8月28日(土)放送
アンコール(第56回・6月19日放送) 消えぬ戦世(いくさゆ)よ 〜随筆家・岡部伊都子の語りつづける沖縄〜
 沖縄戦において日本軍の組織的抵抗が終結したのは昭和20年6月23日。
 まもなく59年目の慰霊の日を迎える。
 本土と沖縄の人々に様々な意識の変化をもたらした戦後の長い歳月。この間、一貫して沖縄を見続け、語り続けている女性がいる。随筆家・岡部伊都子さんである。

 沖縄は、岡部さんの許婚(いいなずけ)だった陸軍少尉、木村邦夫(きむらくにお)さんが、昭和20年5月に戦死した場所である。当時19歳で軍国少女だった岡部さんは、出征する木村さんを喜んで戦地へ送り出した。木村さんが、彼女にだけ告白すると言い残した言葉の意味を理解できないまま・・・。
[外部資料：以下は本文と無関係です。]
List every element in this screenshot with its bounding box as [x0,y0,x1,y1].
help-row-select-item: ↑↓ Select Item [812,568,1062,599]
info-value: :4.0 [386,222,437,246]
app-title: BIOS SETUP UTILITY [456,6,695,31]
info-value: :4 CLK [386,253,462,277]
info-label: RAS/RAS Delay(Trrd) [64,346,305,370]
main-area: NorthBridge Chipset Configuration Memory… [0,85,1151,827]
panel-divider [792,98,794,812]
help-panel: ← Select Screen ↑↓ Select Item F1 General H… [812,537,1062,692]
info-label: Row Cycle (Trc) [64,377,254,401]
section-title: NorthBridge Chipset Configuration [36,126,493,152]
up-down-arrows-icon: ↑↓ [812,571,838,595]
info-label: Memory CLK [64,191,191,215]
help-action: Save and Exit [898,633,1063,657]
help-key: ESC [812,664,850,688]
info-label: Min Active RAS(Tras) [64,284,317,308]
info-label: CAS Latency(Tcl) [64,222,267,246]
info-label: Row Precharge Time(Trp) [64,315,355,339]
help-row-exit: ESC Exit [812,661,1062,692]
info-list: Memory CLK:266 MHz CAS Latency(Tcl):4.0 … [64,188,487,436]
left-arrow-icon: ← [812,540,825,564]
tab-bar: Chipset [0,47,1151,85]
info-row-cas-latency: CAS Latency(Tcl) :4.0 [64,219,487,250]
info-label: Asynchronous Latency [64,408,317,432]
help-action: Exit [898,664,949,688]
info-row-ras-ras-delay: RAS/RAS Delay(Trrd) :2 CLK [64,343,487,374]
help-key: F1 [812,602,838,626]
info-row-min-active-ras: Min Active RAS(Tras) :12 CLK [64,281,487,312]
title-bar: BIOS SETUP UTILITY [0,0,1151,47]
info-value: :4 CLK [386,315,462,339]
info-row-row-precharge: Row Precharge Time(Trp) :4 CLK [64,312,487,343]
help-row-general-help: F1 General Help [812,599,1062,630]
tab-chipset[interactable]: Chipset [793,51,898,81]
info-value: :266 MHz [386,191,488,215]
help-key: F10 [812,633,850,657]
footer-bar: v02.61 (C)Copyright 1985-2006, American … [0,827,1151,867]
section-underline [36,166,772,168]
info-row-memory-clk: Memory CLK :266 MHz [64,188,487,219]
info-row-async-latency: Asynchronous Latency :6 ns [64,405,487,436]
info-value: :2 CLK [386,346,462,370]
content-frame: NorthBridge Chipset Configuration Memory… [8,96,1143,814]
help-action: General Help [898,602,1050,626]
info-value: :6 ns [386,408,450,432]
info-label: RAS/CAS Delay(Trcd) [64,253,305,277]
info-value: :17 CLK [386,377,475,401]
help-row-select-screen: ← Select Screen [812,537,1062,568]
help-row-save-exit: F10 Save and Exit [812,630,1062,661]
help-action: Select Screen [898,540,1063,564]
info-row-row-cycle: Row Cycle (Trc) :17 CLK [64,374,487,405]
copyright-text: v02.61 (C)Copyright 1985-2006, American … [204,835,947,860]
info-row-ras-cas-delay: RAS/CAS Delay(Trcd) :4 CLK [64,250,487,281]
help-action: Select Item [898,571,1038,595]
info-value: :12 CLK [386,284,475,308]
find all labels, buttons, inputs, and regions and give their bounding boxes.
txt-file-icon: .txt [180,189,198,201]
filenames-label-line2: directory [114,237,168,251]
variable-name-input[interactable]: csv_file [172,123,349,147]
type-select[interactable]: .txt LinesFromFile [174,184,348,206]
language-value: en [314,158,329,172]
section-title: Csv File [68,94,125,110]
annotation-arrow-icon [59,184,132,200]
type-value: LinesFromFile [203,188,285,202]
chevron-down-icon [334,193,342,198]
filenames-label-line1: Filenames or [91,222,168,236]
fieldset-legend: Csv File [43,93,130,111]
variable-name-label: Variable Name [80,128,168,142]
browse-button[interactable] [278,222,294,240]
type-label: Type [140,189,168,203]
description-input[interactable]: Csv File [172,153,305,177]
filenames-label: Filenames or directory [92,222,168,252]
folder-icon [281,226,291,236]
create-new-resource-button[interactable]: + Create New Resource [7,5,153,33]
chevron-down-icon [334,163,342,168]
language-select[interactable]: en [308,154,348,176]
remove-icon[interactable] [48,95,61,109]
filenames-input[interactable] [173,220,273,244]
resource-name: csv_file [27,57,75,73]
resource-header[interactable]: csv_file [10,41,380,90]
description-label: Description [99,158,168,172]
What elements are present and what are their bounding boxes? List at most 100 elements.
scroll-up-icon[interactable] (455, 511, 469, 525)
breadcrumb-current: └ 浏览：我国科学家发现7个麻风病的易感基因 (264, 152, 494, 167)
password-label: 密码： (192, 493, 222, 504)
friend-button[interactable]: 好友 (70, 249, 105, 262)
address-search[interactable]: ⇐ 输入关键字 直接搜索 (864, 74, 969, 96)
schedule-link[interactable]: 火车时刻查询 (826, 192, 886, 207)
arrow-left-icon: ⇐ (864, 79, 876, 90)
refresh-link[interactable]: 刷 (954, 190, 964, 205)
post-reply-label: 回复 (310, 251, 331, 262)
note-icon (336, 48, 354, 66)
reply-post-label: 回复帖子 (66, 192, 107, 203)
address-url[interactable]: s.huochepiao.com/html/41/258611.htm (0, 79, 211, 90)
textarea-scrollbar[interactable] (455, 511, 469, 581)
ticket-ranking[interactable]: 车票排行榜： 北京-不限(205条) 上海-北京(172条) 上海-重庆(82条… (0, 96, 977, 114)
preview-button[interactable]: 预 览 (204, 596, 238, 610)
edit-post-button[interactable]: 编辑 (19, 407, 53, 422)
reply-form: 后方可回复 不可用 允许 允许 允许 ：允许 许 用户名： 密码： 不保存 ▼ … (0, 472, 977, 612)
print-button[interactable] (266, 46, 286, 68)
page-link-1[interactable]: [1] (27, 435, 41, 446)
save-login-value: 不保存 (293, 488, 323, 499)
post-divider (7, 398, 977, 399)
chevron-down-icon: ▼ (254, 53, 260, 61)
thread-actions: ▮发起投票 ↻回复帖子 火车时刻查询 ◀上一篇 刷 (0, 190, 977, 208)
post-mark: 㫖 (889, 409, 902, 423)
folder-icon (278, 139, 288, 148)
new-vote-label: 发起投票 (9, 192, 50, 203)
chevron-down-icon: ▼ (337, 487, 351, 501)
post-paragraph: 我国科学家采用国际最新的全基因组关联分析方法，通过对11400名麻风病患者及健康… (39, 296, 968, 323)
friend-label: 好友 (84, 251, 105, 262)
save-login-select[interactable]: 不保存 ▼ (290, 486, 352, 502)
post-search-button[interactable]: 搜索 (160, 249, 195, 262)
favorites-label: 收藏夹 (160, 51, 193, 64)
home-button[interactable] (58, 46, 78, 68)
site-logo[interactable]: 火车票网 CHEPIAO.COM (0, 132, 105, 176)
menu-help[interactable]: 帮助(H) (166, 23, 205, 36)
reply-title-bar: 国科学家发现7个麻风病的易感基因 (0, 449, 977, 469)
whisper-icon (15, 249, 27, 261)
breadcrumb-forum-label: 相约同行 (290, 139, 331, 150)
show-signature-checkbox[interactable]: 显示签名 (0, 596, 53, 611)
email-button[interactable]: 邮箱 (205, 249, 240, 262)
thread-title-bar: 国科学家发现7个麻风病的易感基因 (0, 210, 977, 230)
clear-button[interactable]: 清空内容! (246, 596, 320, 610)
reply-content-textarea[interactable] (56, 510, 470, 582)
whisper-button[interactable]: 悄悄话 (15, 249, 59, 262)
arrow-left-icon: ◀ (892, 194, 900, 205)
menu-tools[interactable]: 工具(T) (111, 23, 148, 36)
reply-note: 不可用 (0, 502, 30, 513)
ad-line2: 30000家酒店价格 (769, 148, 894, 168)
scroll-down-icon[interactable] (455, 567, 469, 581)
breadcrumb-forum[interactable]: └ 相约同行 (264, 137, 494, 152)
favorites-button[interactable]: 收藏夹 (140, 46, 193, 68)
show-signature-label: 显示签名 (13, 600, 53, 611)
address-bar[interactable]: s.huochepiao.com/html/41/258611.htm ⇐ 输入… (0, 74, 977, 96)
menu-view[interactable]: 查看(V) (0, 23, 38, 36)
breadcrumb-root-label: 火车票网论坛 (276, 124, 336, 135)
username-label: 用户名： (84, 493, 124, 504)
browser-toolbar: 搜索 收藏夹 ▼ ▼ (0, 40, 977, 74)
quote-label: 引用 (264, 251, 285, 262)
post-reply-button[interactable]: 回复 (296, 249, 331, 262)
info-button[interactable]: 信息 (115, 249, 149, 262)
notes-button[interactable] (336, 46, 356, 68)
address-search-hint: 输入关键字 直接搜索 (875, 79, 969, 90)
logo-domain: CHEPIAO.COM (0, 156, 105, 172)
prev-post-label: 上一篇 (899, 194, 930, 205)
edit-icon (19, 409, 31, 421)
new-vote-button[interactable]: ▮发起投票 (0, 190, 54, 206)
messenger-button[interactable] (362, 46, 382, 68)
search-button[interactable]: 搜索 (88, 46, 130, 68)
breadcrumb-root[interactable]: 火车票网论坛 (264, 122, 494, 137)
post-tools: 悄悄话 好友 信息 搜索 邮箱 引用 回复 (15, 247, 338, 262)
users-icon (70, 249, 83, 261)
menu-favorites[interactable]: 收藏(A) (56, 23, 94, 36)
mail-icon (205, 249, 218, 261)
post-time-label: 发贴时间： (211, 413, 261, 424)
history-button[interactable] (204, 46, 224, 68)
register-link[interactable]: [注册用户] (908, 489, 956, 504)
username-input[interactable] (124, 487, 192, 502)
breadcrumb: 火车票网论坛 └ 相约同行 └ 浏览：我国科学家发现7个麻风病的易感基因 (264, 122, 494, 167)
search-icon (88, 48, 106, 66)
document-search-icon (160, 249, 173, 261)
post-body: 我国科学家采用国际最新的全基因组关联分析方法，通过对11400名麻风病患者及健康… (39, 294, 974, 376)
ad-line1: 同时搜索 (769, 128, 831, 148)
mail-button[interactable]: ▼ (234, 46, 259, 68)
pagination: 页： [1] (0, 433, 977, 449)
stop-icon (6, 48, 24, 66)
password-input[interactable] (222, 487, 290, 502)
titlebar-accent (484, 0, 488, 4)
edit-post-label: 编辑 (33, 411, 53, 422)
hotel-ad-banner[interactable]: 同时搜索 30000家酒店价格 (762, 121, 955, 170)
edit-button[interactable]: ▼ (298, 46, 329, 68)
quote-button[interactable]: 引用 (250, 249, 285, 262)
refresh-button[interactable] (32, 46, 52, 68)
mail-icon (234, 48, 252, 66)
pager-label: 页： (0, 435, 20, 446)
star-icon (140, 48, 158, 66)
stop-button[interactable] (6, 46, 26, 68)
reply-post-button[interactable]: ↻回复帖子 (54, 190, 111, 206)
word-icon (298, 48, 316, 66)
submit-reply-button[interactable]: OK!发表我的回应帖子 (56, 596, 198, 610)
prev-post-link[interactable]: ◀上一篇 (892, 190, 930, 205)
 岡部さんは戦後、木村さんに対してとった自分の行為にさいなまれることになる。
 昭和43(1968)年、岡部さんは意を決して沖縄へ渡る。まだ日本に復帰する前の沖縄である。そこで初めて岡部さんは、壮絶な沖縄戦の実相と日本から切り離された沖縄の現実に向き合うことになる。そして岡部さんは、木村さんが最後に彼女にだけ告白した言葉を世に公開し、自分のとった行為を問うことを決意する。

 以来、岡部さんは、沖縄を心の故郷と決め、復帰前、復帰後の沖縄と自宅のある京都との往復を続けている。沖縄への深い愛情と非戦の思いを文学作品にしながら、その一方で、木村さんに対する自分の行為を聴衆に直接語りかける講演の旅も続けてきた。北海道から沖縄まで、その旅路は続いている。81歳の今も、頑固に戦争の悲劇、差別の悲劇を語り続ける。
 岡部さんが、平和を希求しながら、なおも続く戦争の現実。そして風化していく沖縄の悲劇。岡部さんにとっては消えぬ戦世(いくさゆ)が続く。

 「私は沖縄の骨になりたい」と、病弱な体を奮い立たせ、痛恨の原点となった自分の経験を語り続ける岡部さん。戦争の悲劇を訴え続ける岡部さんの言葉とひたむきな姿をドキュメントする。